- Born: James Richard Drake December 2, 1944 United States
- Died: January 10, 2022 (aged 77) Freeland, Washington, U.S.
- Other name: James R. Drake
- Occupations: Film director, television director
- Years active: 1974–2012
- Spouse: Brigit Drake
- Children: 2

= Jim Drake (director) =

American film and television director (1944–2022)

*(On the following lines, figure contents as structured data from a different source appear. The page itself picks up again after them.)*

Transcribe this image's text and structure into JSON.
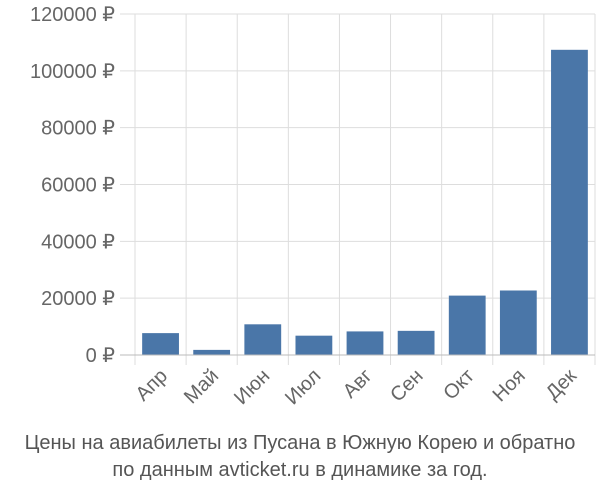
{
  "chart_data": {
    "type": "bar",
    "categories": [
      "Апр",
      "Май",
      "Июн",
      "Июл",
      "Авг",
      "Сен",
      "Окт",
      "Ноя",
      "Дек"
    ],
    "values": [
      7700,
      1800,
      10800,
      6800,
      8300,
      8500,
      20900,
      22700,
      107400
    ],
    "y_tick_labels": [
      "0 ₽",
      "20000 ₽",
      "40000 ₽",
      "60000 ₽",
      "80000 ₽",
      "100000 ₽",
      "120000 ₽"
    ],
    "y_ticks": [
      0,
      20000,
      40000,
      60000,
      80000,
      100000,
      120000
    ],
    "ylim": [
      0,
      120000
    ],
    "grid": true,
    "bar_color": "#4a76a8",
    "grid_color": "#dddddd"
  },
  "caption": {
    "line1": "Цены на авиабилеты из Пусана в Южную Корею и обратно",
    "line2": "по данным avticket.ru в динамике за год."
  }
}
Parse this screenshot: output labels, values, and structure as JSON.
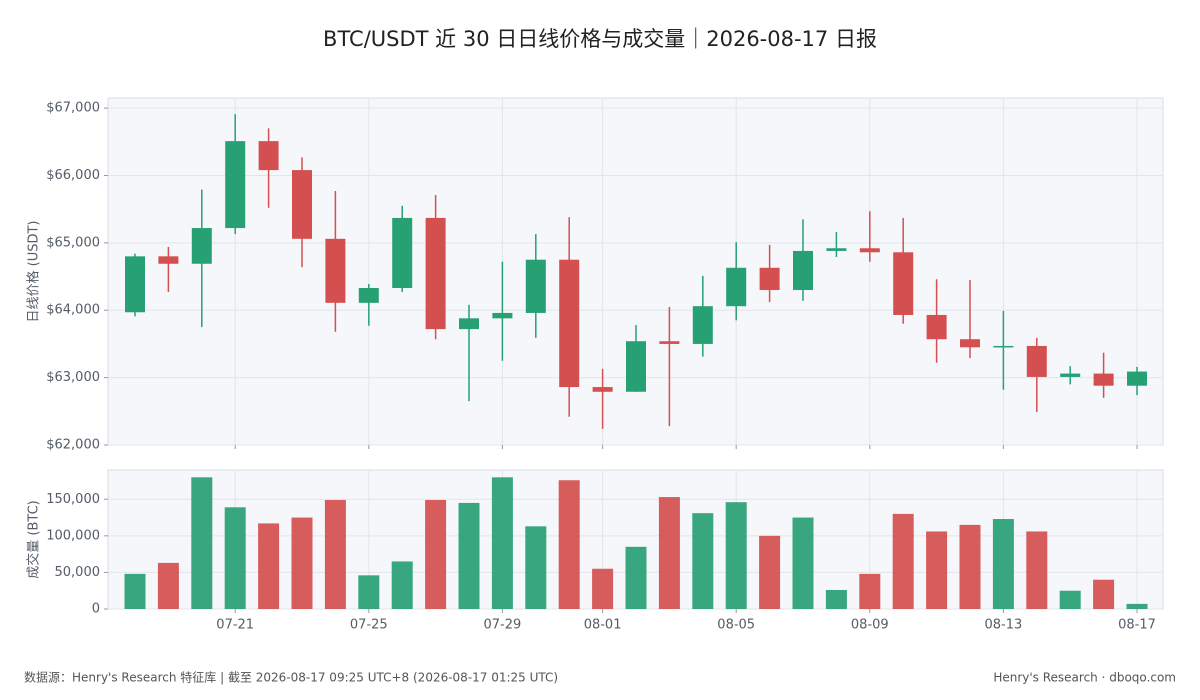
{
  "header": {
    "title": "BTC/USDT 近 30 日日线价格与成交量｜2026-08-17 日报"
  },
  "footer": {
    "source": "数据源：Henry's Research 特征库 | 截至 2026-08-17 09:25 UTC+8 (2026-08-17 01:25 UTC)",
    "brand": "Henry's Research · dboqo.com"
  },
  "chart_data": [
    {
      "type": "candlestick",
      "y_label": "日线价格 (USDT)",
      "categories": [
        null,
        null,
        null,
        "07-21",
        null,
        null,
        null,
        "07-25",
        null,
        null,
        null,
        "07-29",
        null,
        null,
        "08-01",
        null,
        null,
        null,
        "08-05",
        null,
        null,
        null,
        "08-09",
        null,
        null,
        null,
        "08-13",
        null,
        null,
        null,
        "08-17"
      ],
      "open": [
        63970,
        64800,
        64690,
        65220,
        66510,
        66080,
        65060,
        64110,
        64330,
        65370,
        63720,
        63880,
        63960,
        64750,
        62860,
        62790,
        63540,
        63500,
        64060,
        64630,
        64300,
        64880,
        64920,
        64860,
        63930,
        63570,
        63450,
        63470,
        63010,
        63060,
        62880
      ],
      "high": [
        64840,
        64940,
        65790,
        66910,
        66700,
        66270,
        65770,
        64390,
        65550,
        65710,
        64080,
        64720,
        65130,
        65380,
        63130,
        63780,
        64050,
        64510,
        65010,
        64970,
        65350,
        65160,
        65470,
        65370,
        64460,
        64450,
        63990,
        63590,
        63170,
        63370,
        63160
      ],
      "low": [
        63910,
        64270,
        63750,
        65130,
        65520,
        64640,
        63680,
        63770,
        64270,
        63570,
        62650,
        63250,
        63590,
        62420,
        62240,
        62790,
        62280,
        63310,
        63850,
        64120,
        64140,
        64790,
        64720,
        63800,
        63220,
        63290,
        62820,
        62490,
        62900,
        62700,
        62740
      ],
      "close": [
        64800,
        64690,
        65220,
        66510,
        66080,
        65060,
        64110,
        64330,
        65370,
        63720,
        63880,
        63960,
        64750,
        62860,
        62790,
        63540,
        63500,
        64060,
        64630,
        64300,
        64880,
        64920,
        64860,
        63930,
        63570,
        63450,
        63470,
        63010,
        63060,
        62880,
        63090
      ],
      "up_color": "#27a074",
      "down_color": "#d44f4f",
      "ylim": [
        62000,
        67150
      ],
      "yticks": [
        {
          "value": 62000,
          "label": "$62,000"
        },
        {
          "value": 63000,
          "label": "$63,000"
        },
        {
          "value": 64000,
          "label": "$64,000"
        },
        {
          "value": 65000,
          "label": "$65,000"
        },
        {
          "value": 66000,
          "label": "$66,000"
        },
        {
          "value": 67000,
          "label": "$67,000"
        }
      ],
      "grid": true
    },
    {
      "type": "bar",
      "y_label": "成交量 (BTC)",
      "categories": [
        null,
        null,
        null,
        "07-21",
        null,
        null,
        null,
        "07-25",
        null,
        null,
        null,
        "07-29",
        null,
        null,
        "08-01",
        null,
        null,
        null,
        "08-05",
        null,
        null,
        null,
        "08-09",
        null,
        null,
        null,
        "08-13",
        null,
        null,
        null,
        "08-17"
      ],
      "values": [
        48000,
        63000,
        180000,
        139000,
        117000,
        125000,
        149000,
        46000,
        65000,
        149000,
        145000,
        180000,
        113000,
        176000,
        55000,
        85000,
        153000,
        131000,
        146000,
        100000,
        125000,
        26000,
        48000,
        130000,
        106000,
        115000,
        123000,
        106000,
        25000,
        40000,
        7000
      ],
      "ylim": [
        0,
        190000
      ],
      "yticks": [
        0,
        {
          "value": 50000,
          "label": "50,000"
        },
        {
          "value": 100000,
          "label": "100,000"
        },
        {
          "value": 150000,
          "label": "150,000"
        }
      ],
      "grid": true
    }
  ]
}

James Richard Drake (December 2, 1944 – January 10, 2022) was an American film and television director.

== Life and career ==
Drake's career began in 1974, working as an associate director for the Norman Lear-produced sitcoms All in the Family and Good Times; he made his lead directorial debut in the syndicated comedy/soap opera spoof series Mary Hartman, Mary Hartman, which was executive produced by Lear. His other television works include Sanford, Gimme a Break!, We Got It Made, The Facts of Life, Newhart, Night Court, The Golden Girls, Dave's World, The Suite Life of Zack & Cody, its spin-off, The Suite Life on Deck, and other series.

His film credits include Mr. Bill's Real Life Adventures, Police Academy 4: Citizens on Patrol and Speed Zone starring John Candy.

Drake was an alumnus of Columbia University and Stanford University. He died in Freeland, Washington, on January 10, 2022, at the age of 77.